Each year, the European Union Baroque Orchestra (EUBO) offers the experience of performing together to a new group of talented young musicians. Despite re-inventing itself every year, including preparing all its programmes from scratch, one composer remains central to the EUBO experience - George Frideric Handel.
On this scintillating new CD, EUBO particularly highlights Handel's early compositions, written while the composer was living in Rome and was about the same age as most members of today's orchestra.
The CD opens with the secular cantata "Ero e Leandro" written when Handel was just 22. As there is no overture to the cantata, EUBO director Lars Ulrik Mortensen has added the overture to Handel’s "Admeto".
The cantata is overshadowed though by a fresh take on Handel's well-loved Water Music suite. “For me – and presumably for the majority of today’s listeners – the sounds of Handel’s Water Music are among the most familiar of Baroque music," says Mortensen. "But sometimes this very familiarity may hinder our appreciation of the novelty and freshness of a particular work. I have tried to pretend that the music is completely unknown to me, and this game has certainly reminded me of important features in the Water Music that I had previously forgotten: the wonderfully unpredictable whirlwind progress of the second half of the Ouverture, the well-timed shock of the oboe solo, the inimitable “Handel-colour” of bassoon and low strings playing melodies in the second minuet, and much more...”

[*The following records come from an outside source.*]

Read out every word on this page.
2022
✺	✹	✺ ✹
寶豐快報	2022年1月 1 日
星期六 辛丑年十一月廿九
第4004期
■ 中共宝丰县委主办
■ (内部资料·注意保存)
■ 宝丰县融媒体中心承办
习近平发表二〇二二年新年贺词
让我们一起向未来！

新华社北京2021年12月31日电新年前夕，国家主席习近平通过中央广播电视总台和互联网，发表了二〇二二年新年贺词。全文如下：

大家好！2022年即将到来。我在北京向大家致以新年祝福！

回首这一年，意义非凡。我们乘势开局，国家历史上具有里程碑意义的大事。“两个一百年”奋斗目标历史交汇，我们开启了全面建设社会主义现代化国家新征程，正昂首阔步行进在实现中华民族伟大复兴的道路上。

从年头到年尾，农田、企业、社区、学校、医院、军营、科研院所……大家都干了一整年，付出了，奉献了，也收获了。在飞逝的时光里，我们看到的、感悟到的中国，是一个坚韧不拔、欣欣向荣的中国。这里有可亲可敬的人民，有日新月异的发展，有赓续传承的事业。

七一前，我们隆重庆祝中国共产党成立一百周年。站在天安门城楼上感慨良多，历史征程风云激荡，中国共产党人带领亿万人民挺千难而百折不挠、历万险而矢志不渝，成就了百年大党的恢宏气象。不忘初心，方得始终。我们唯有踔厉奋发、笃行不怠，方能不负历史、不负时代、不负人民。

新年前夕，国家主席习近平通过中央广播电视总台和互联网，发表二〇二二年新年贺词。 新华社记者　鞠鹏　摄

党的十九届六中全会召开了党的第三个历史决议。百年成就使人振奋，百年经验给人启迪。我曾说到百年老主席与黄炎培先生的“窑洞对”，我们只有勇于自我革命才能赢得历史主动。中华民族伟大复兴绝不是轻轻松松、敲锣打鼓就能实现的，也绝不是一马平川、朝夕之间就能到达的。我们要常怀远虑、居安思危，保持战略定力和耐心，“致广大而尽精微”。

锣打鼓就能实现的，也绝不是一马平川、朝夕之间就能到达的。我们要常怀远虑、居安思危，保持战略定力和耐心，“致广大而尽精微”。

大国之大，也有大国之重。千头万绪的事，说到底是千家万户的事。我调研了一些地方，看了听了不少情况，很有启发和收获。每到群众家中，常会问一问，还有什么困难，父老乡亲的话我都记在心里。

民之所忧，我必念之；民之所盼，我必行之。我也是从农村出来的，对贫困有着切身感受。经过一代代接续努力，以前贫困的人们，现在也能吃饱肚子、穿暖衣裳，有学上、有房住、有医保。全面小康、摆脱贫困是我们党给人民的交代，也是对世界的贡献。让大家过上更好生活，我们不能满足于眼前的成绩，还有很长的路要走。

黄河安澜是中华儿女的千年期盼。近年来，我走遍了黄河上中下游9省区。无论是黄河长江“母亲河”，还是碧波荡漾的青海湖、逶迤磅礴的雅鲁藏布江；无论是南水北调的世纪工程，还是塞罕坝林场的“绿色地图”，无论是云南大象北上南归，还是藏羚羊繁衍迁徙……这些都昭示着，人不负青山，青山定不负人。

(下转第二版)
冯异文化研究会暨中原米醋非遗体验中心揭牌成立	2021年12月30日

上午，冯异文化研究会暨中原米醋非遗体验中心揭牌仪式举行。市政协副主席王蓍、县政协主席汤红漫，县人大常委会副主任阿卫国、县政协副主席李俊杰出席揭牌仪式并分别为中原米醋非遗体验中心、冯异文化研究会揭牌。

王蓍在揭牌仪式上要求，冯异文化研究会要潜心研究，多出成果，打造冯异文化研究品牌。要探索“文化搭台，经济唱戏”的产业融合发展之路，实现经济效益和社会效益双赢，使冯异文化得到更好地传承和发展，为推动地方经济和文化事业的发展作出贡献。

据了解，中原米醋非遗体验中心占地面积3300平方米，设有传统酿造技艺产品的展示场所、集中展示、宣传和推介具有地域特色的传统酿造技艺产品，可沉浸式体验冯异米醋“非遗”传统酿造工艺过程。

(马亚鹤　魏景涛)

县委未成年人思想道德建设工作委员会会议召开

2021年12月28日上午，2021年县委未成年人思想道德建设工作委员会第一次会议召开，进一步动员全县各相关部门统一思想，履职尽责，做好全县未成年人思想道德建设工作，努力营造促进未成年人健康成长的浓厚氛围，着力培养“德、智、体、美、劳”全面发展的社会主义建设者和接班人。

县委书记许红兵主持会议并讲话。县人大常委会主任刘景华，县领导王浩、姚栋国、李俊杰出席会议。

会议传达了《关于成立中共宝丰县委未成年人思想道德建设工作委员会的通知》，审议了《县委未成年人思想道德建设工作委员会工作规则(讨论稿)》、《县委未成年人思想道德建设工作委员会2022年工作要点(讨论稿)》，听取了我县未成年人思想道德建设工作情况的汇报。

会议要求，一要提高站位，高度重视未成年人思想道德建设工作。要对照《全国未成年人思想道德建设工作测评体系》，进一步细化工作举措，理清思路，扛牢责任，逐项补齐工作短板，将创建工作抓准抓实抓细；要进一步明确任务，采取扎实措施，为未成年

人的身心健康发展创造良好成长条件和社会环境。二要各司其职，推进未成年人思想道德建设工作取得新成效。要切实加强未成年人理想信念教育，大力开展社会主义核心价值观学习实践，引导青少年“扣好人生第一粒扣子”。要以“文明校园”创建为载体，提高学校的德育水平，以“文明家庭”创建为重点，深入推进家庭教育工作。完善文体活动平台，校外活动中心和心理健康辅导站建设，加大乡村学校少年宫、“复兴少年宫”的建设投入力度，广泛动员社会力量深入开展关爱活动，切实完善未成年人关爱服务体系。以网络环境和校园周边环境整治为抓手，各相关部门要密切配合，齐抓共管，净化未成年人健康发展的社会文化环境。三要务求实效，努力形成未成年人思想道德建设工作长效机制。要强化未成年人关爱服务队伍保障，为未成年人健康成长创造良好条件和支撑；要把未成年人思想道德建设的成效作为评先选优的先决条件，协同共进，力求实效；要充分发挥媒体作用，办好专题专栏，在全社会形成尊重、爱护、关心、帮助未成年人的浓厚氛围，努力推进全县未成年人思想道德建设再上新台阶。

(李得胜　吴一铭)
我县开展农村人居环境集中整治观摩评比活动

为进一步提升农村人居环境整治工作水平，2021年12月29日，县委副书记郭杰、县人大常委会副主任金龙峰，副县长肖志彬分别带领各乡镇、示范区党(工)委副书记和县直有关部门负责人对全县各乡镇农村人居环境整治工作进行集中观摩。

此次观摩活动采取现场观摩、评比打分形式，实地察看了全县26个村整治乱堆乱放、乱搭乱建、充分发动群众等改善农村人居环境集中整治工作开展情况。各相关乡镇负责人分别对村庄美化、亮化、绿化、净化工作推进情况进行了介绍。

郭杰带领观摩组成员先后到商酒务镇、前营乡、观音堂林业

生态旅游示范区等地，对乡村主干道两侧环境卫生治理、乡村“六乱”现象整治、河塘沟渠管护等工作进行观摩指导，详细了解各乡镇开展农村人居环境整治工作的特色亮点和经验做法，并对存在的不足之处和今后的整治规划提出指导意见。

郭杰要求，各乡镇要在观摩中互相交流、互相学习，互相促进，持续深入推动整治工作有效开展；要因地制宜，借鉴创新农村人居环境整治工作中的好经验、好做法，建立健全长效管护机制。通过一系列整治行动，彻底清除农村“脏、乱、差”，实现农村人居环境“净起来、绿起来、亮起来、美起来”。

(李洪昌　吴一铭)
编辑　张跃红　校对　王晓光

The CD also features a dramatic, sacred cantata "Ah! Che troppo ineguali" composed during Handel’s early years in Italy at the beginning of the 18th century. Along with the other cantata featured here, it is a work of profound emotional depth. The CD ends with a beautifully crafted aria sung by Swedish soprano Maria Keohane who herself expressed the wish to record "Tu del Ciel ministro eletto". It provided a fitting conclusion to Handel’s first oratorio "The Triumph of Time and Truth" and to this thrilling disc.